Banyak hujan di bulan Mei. Seperti gerimis yang tak bisa tertidur pulas di atas guguran daun-daun kering. Aku suka wangi tanah basah selepas hujan, tapi aku juga suka dengan guguran daun-daun kering yang jatuh dari pohon yang meranggas. Aku menikmati apa yang gugur. Aku menghayati apa yang telah lepas dari tangkainya. Hingga kemudian ada yang datang lagi, tarian kelopak-kelopak jingga, pada lembaran waktu yang aku beri judul “Selamat Datang”.
Aku tak pernah bisa berpura-pura dengan rasa. Dengan sandiwara yang bisa membuat orang lain bahagia. Aku tak bisa menyambut kemarau ketika aku tengah menikmati hujan. Aku tak bisa berlari ketika aku tengah tertatih-tatih untuk berjalan. Aku ingin menjadi diriku sendiri.
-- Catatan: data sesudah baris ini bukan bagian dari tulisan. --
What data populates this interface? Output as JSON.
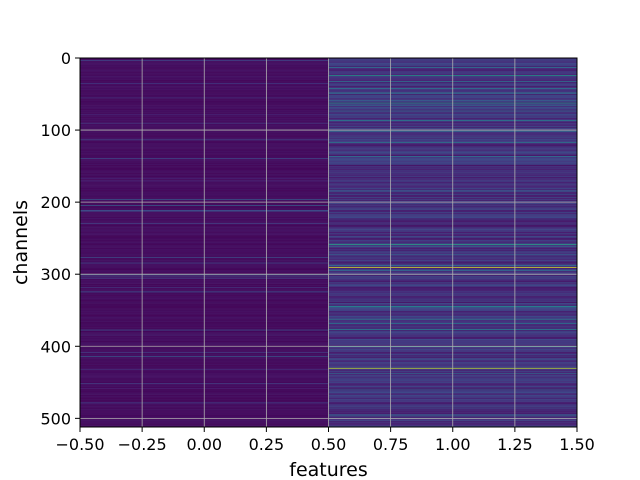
{
  "chart_data": {
    "type": "heatmap",
    "title": "",
    "xlabel": "features",
    "ylabel": "channels",
    "xlim": [
      -0.5,
      1.5
    ],
    "ylim": [
      512,
      0
    ],
    "y_inverted": true,
    "grid": true,
    "colormap": "viridis",
    "columns": [
      0,
      1
    ],
    "rows": 512,
    "xticks": [
      -0.5,
      -0.25,
      0.0,
      0.25,
      0.5,
      0.75,
      1.0,
      1.25,
      1.5
    ],
    "xtick_labels": [
      "−0.50",
      "−0.25",
      "0.00",
      "0.25",
      "0.50",
      "0.75",
      "1.00",
      "1.25",
      "1.50"
    ],
    "yticks": [
      0,
      100,
      200,
      300,
      400,
      500
    ],
    "ytick_labels": [
      "0",
      "100",
      "200",
      "300",
      "400",
      "500"
    ],
    "column_summary": [
      {
        "feature": 0,
        "typical_level": 0.05,
        "note": "uniformly low values, dark purple with faint teal streaks"
      },
      {
        "feature": 1,
        "typical_level": 0.2,
        "note": "stronger variation with several bright channels"
      }
    ],
    "notable_channels": [
      {
        "feature": 1,
        "channel": 24,
        "level": 0.55
      },
      {
        "feature": 1,
        "channel": 62,
        "level": 0.55
      },
      {
        "feature": 1,
        "channel": 86,
        "level": 0.45
      },
      {
        "feature": 1,
        "channel": 258,
        "level": 0.6
      },
      {
        "feature": 1,
        "channel": 290,
        "level": 0.95
      },
      {
        "feature": 1,
        "channel": 400,
        "level": 0.45
      },
      {
        "feature": 1,
        "channel": 430,
        "level": 0.9
      }
    ],
    "colors": {
      "cmap_low": "#440154",
      "cmap_mid": "#21918c",
      "cmap_high": "#fde725",
      "grid": "#b0b0b0"
    }
  }
}
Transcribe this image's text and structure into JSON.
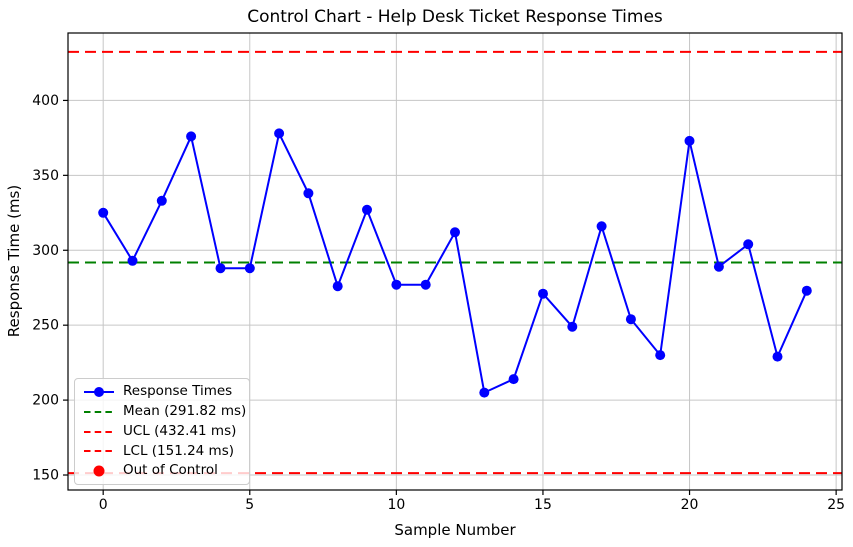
{
  "figure": {
    "title": "Control Chart - Help Desk Ticket Response Times",
    "xlabel": "Sample Number",
    "ylabel": "Response Time (ms)"
  },
  "legend": {
    "items": [
      {
        "key": "response-times",
        "label": "Response Times",
        "type": "line-marker",
        "color": "#0000ff"
      },
      {
        "key": "mean",
        "label": "Mean (291.82 ms)",
        "type": "dashed",
        "color": "#008000"
      },
      {
        "key": "ucl",
        "label": "UCL (432.41 ms)",
        "type": "dashed",
        "color": "#ff0000"
      },
      {
        "key": "lcl",
        "label": "LCL (151.24 ms)",
        "type": "dashed",
        "color": "#ff0000"
      },
      {
        "key": "out-of-control",
        "label": "Out of Control",
        "type": "marker",
        "color": "#ff0000"
      }
    ]
  },
  "chart_data": {
    "type": "line",
    "title": "Control Chart - Help Desk Ticket Response Times",
    "xlabel": "Sample Number",
    "ylabel": "Response Time (ms)",
    "x": [
      0,
      1,
      2,
      3,
      4,
      5,
      6,
      7,
      8,
      9,
      10,
      11,
      12,
      13,
      14,
      15,
      16,
      17,
      18,
      19,
      20,
      21,
      22,
      23,
      24
    ],
    "series": [
      {
        "name": "Response Times",
        "color": "#0000ff",
        "values": [
          325,
          293,
          333,
          376,
          288,
          288,
          378,
          338,
          276,
          327,
          277,
          277,
          312,
          205,
          214,
          271,
          249,
          316,
          254,
          230,
          373,
          289,
          304,
          229,
          273
        ]
      }
    ],
    "reference_lines": [
      {
        "name": "Mean",
        "label": "Mean (291.82 ms)",
        "value": 291.82,
        "color": "#008000",
        "style": "dashed"
      },
      {
        "name": "UCL",
        "label": "UCL (432.41 ms)",
        "value": 432.41,
        "color": "#ff0000",
        "style": "dashed"
      },
      {
        "name": "LCL",
        "label": "LCL (151.24 ms)",
        "value": 151.24,
        "color": "#ff0000",
        "style": "dashed"
      }
    ],
    "out_of_control_points": [],
    "xlim": [
      -1.2,
      25.2
    ],
    "ylim": [
      140,
      445
    ],
    "xticks": [
      0,
      5,
      10,
      15,
      20,
      25
    ],
    "yticks": [
      150,
      200,
      250,
      300,
      350,
      400
    ],
    "grid": true,
    "legend_position": "lower left",
    "colors": {
      "series": "#0000ff",
      "mean": "#008000",
      "limits": "#ff0000",
      "grid": "#c6c6c6",
      "spine": "#000000",
      "out_of_control": "#ff0000"
    }
  }
}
Jangan paksa aku untuk bisa menjadi selembut bidadari atau sebijak Kartini, sebab aku bukanlah peri-peri cantik yang kerap duduk manis di atas nampan kemewahan. Aku bukan pula gadis bergincu tebal yang suaranya melengking terkikik-kikik tatkala dihujani gombalan dan rayuan-rayuan penuh umpan. Aku tak pernah berada dalam satu barisan yang mereka namakan “perempuan”.
Aku tak pernah ramah dengan kata “menikah”. Sebab aku masih ingin berkelana memecahkan teka-teki dalam kepala. Terlalu banyak benang kusut mengendap dalam hati. Aku ingin melepasnya satu persatu.
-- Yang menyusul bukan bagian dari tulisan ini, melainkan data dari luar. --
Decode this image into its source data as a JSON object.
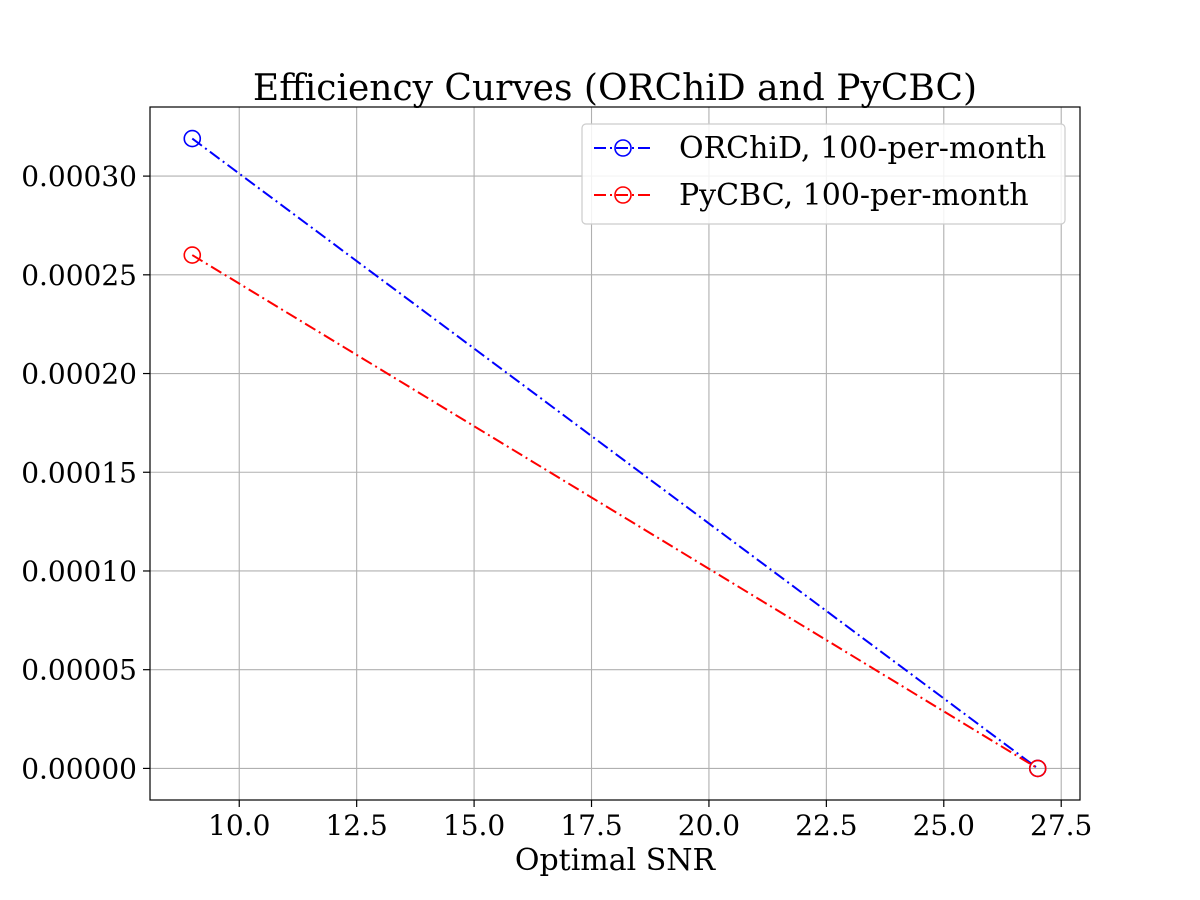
{
  "chart_data": {
    "type": "line",
    "title": "Efficiency Curves (ORChiD and PyCBC)",
    "xlabel": "Optimal SNR",
    "ylabel": "",
    "xlim": [
      8.1,
      27.9
    ],
    "ylim": [
      -1.6e-05,
      0.000335
    ],
    "x_ticks": [
      10.0,
      12.5,
      15.0,
      17.5,
      20.0,
      22.5,
      25.0,
      27.5
    ],
    "x_tick_labels": [
      "10.0",
      "12.5",
      "15.0",
      "17.5",
      "20.0",
      "22.5",
      "25.0",
      "27.5"
    ],
    "y_ticks": [
      0,
      5e-05,
      0.0001,
      0.00015,
      0.0002,
      0.00025,
      0.0003
    ],
    "y_tick_labels": [
      "0.00000",
      "0.00005",
      "0.00010",
      "0.00015",
      "0.00020",
      "0.00025",
      "0.00030"
    ],
    "grid": true,
    "legend_position": "upper right",
    "series": [
      {
        "name": "ORChiD, 100-per-month",
        "color": "#0000ff",
        "linestyle": "dash-dot",
        "marker": "open-circle",
        "x": [
          9.0,
          27.0
        ],
        "y": [
          0.000319,
          0.0
        ]
      },
      {
        "name": "PyCBC, 100-per-month",
        "color": "#ff0000",
        "linestyle": "dash-dot",
        "marker": "open-circle",
        "x": [
          9.0,
          27.0
        ],
        "y": [
          0.00026,
          0.0
        ]
      }
    ]
  }
}
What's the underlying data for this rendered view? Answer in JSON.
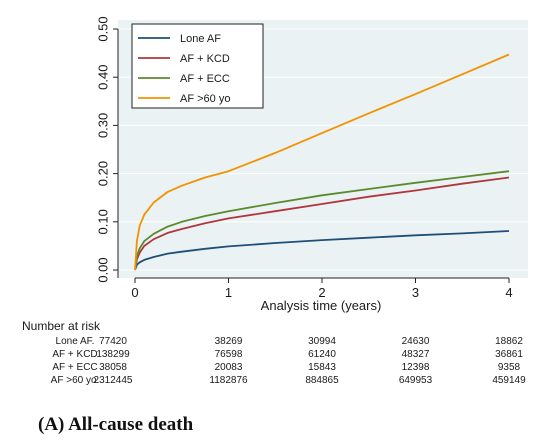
{
  "chart_data": {
    "type": "line",
    "xlabel": "Analysis time (years)",
    "ylabel": "",
    "xlim": [
      0,
      4
    ],
    "ylim": [
      0,
      0.5
    ],
    "x_ticks": [
      "0",
      "1",
      "2",
      "3",
      "4"
    ],
    "y_ticks": [
      "0.00",
      "0.10",
      "0.20",
      "0.30",
      "0.40",
      "0.50"
    ],
    "grid": "horizontal",
    "legend_position": "top-left",
    "series": [
      {
        "name": "Lone AF",
        "color": "#1f4e79",
        "x": [
          0,
          0.02,
          0.05,
          0.1,
          0.2,
          0.35,
          0.5,
          0.75,
          1,
          1.5,
          2,
          2.5,
          3,
          3.5,
          4
        ],
        "y": [
          0,
          0.011,
          0.016,
          0.021,
          0.027,
          0.034,
          0.038,
          0.044,
          0.049,
          0.056,
          0.062,
          0.067,
          0.072,
          0.076,
          0.081
        ]
      },
      {
        "name": "AF + KCD",
        "color": "#b0363d",
        "x": [
          0,
          0.02,
          0.05,
          0.1,
          0.2,
          0.35,
          0.5,
          0.75,
          1,
          1.5,
          2,
          2.5,
          3,
          3.5,
          4
        ],
        "y": [
          0,
          0.022,
          0.036,
          0.05,
          0.064,
          0.077,
          0.085,
          0.097,
          0.107,
          0.122,
          0.137,
          0.152,
          0.165,
          0.179,
          0.192
        ]
      },
      {
        "name": "AF + ECC",
        "color": "#5b8a2e",
        "x": [
          0,
          0.02,
          0.05,
          0.1,
          0.2,
          0.35,
          0.5,
          0.75,
          1,
          1.5,
          2,
          2.5,
          3,
          3.5,
          4
        ],
        "y": [
          0,
          0.028,
          0.045,
          0.06,
          0.075,
          0.09,
          0.1,
          0.112,
          0.122,
          0.139,
          0.155,
          0.168,
          0.181,
          0.193,
          0.205
        ]
      },
      {
        "name": "AF >60 yo",
        "color": "#f39200",
        "x": [
          0,
          0.02,
          0.05,
          0.1,
          0.2,
          0.35,
          0.5,
          0.75,
          1,
          1.5,
          2,
          2.5,
          3,
          3.5,
          4
        ],
        "y": [
          0,
          0.06,
          0.092,
          0.115,
          0.14,
          0.162,
          0.175,
          0.192,
          0.205,
          0.243,
          0.284,
          0.325,
          0.365,
          0.406,
          0.447
        ]
      }
    ]
  },
  "risk_table": {
    "title": "Number at risk",
    "rows": [
      {
        "label": "Lone AF.",
        "values": [
          "77420",
          "38269",
          "30994",
          "24630",
          "18862"
        ]
      },
      {
        "label": "AF + KCD",
        "values": [
          "138299",
          "76598",
          "61240",
          "48327",
          "36861"
        ]
      },
      {
        "label": "AF + ECC",
        "values": [
          "38058",
          "20083",
          "15843",
          "12398",
          "9358"
        ]
      },
      {
        "label": "AF >60 yo.",
        "values": [
          "2312445",
          "1182876",
          "884865",
          "649953",
          "459149"
        ]
      }
    ]
  },
  "caption": "(A) All-cause death"
}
Aku masih enggan membuka pagar diri dan mempersilahkan masuk apa yang tak pernah aku hadirkan dalam mimpi. Aku masih suka berangan-angan, tentang bunga, tentang daun, tentang kupu-kupu, tapi bukan tentang kumbang atau macan. Aku suka kelembutan, wewangian, ketulusan, bukan nafsu dan kekangan dalam cemburu.
Aku sedang tidak baik-baik saja. Hingga aku tendang apa yang merangsak masuk, namun aku ucapkan selamat datang bagi yang baru saja pulang. Tapi, hatiku kini mati, sebab hidup terlalu keras untuk bisa aku perjuangkan sendiri.